Trump and his administration have chafed at this open-door policy. Officials say it permits tens of thousands of migrants to get a foothold in this country while their asylum claims work their way slowly through the immigration courts. They say only a small percentage will finally win their claims.
The Justice Department told the court it had more than 436,000 asylum claims pending.
But rather than persuade Congress to change the law, Trump has sought to weaken it through new regulations.
On July 16, the administration announced what it called an “interim final rule” that would deem migrants “ineligible” for asylum if they had traveled across Mexico without seeking asylum there.
A federal judge in San Francisco and the 9th Circuit blocked the new rule from taking effect, ruling that it conflicted with the promise of the asylum law.
But Francisco filed an appeal on Aug. 26 that faulted the lower court judges for “second-guessing” the administration’s policy and urged the high court to allow the new rule to go into effect.
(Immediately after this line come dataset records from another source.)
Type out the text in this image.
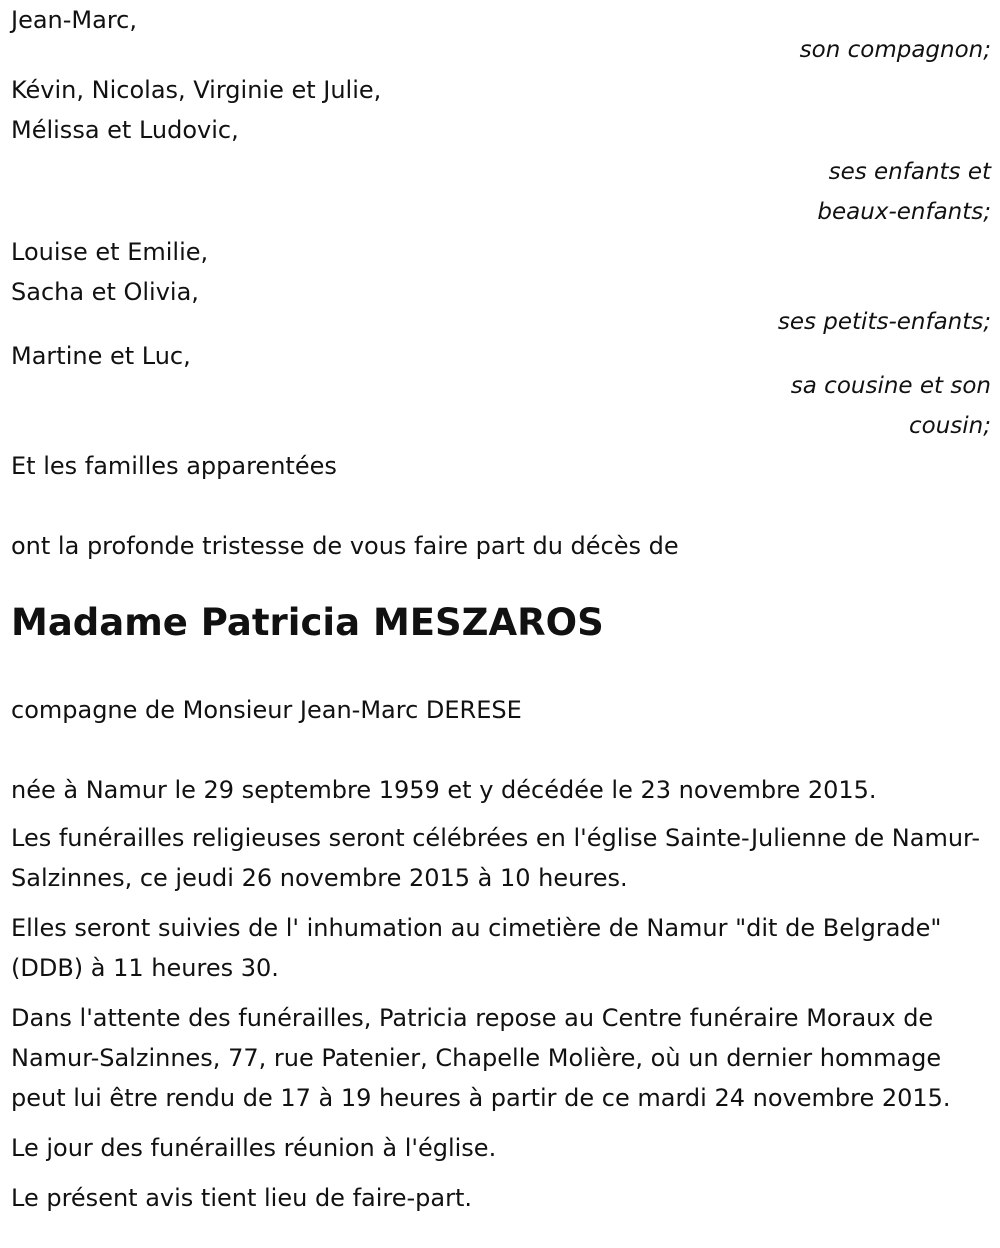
Jean-Marc,

son compagnon;

Kévin, Nicolas, Virginie et Julie,

Mélissa et Ludovic,

ses enfants et

beaux-enfants;

Louise et Emilie,

Sacha et Olivia,

ses petits-enfants;

Martine et Luc,

sa cousine et son

cousin;

Et les familles apparentées

ont la profonde tristesse de vous faire part du décès de

Madame Patricia MESZAROS

compagne de Monsieur Jean-Marc DERESE

née à Namur le 29 septembre 1959 et y décédée le 23 novembre 2015.

Les funérailles religieuses seront célébrées en l'église Sainte-Julienne de Namur-Salzinnes, ce jeudi 26 novembre 2015 à 10 heures.

Elles seront suivies de l' inhumation au cimetière de Namur "dit de Belgrade" (DDB) à 11 heures 30.

Dans l'attente des funérailles, Patricia repose au Centre funéraire Moraux de Namur-Salzinnes, 77, rue Patenier, Chapelle Molière, où un dernier hommage peut lui être rendu de 17 à 19 heures à partir de ce mardi 24 novembre 2015.

Le jour des funérailles réunion à l'église.

Le présent avis tient lieu de faire-part.
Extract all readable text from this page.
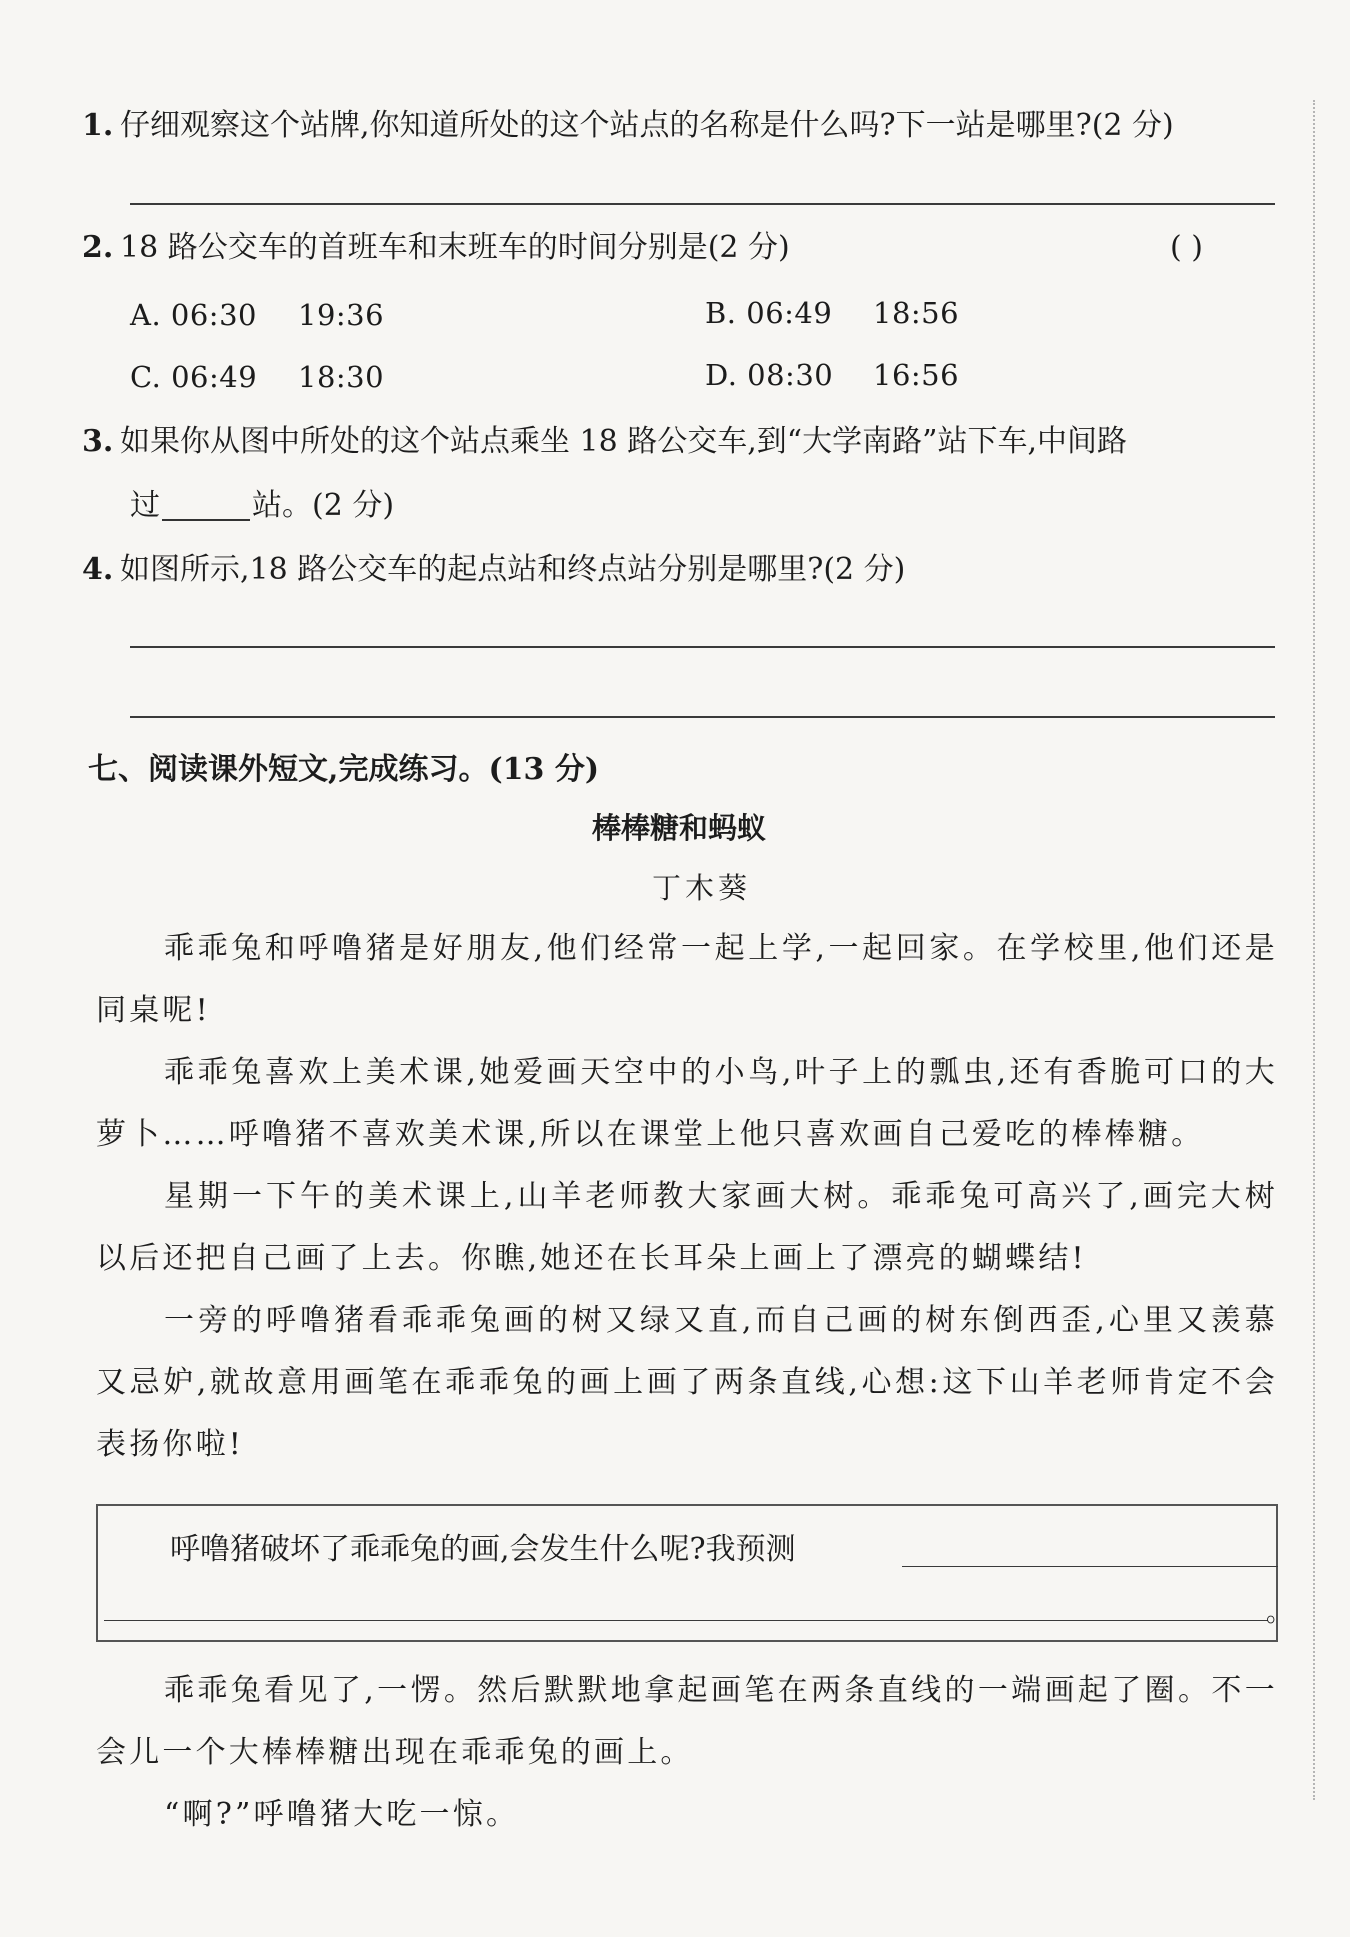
1. 仔细观察这个站牌,你知道所处的这个站点的名称是什么吗?下一站是哪里?(2 分)
2. 18 路公交车的首班车和末班车的时间分别是(2 分)	( )
A. 06:30 19:36	B. 06:49 18:56
C. 06:49 18:30	D. 08:30 16:56
3. 如果你从图中所处的这个站点乘坐 18 路公交车,到“大学南路”站下车,中间路
过	站。(2 分)
4. 如图所示,18 路公交车的起点站和终点站分别是哪里?(2 分)
七、阅读课外短文,完成练习。(13 分)
棒棒糖和蚂蚁
丁木葵

乖乖兔和呼噜猪是好朋友,他们经常一起上学,一起回家。在学校里,他们还是同桌呢!

乖乖兔喜欢上美术课,她爱画天空中的小鸟,叶子上的瓢虫,还有香脆可口的大萝卜……呼噜猪不喜欢美术课,所以在课堂上他只喜欢画自己爱吃的棒棒糖。

星期一下午的美术课上,山羊老师教大家画大树。乖乖兔可高兴了,画完大树以后还把自己画了上去。你瞧,她还在长耳朵上画上了漂亮的蝴蝶结!

一旁的呼噜猪看乖乖兔画的树又绿又直,而自己画的树东倒西歪,心里又羡慕又忌妒,就故意用画笔在乖乖兔的画上画了两条直线,心想:这下山羊老师肯定不会表扬你啦!

呼噜猪破坏了乖乖兔的画,会发生什么呢?我预测
。

乖乖兔看见了,一愣。然后默默地拿起画笔在两条直线的一端画起了圈。不一会儿一个大棒棒糖出现在乖乖兔的画上。

“啊?”呼噜猪大吃一惊。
It will “screen out asylum seekers who declined to request protection at the first opportunity” in Mexico, and it will “alleviate a crushing burden on the U.S. asylum system,” he said in Barr vs. East Bay Sanctuary Covenant.
Francisco pointed to provisions in the asylum law that said aliens could be sent to a “safe third country” for protection. He also noted the attorney general was authorized to set “other conditions or limitations” on asylum.
Lawyers for the American Civil Liberties Union said the court “should not permit such a tectonic change to the U.S. asylum law.” If put into effect, the new rule “would eliminate virtually all asylum at the southern border,” they said in a response filed on Wednesday. “The ban is a blatant end-run around the scheme Congress created” and rests on an “expansive view of executive authority to rewrite the statute.”
The court has no deadline or timetable for acting on the appeal. But usually, the justices take some action within a week or two after receiving briefs from both sides.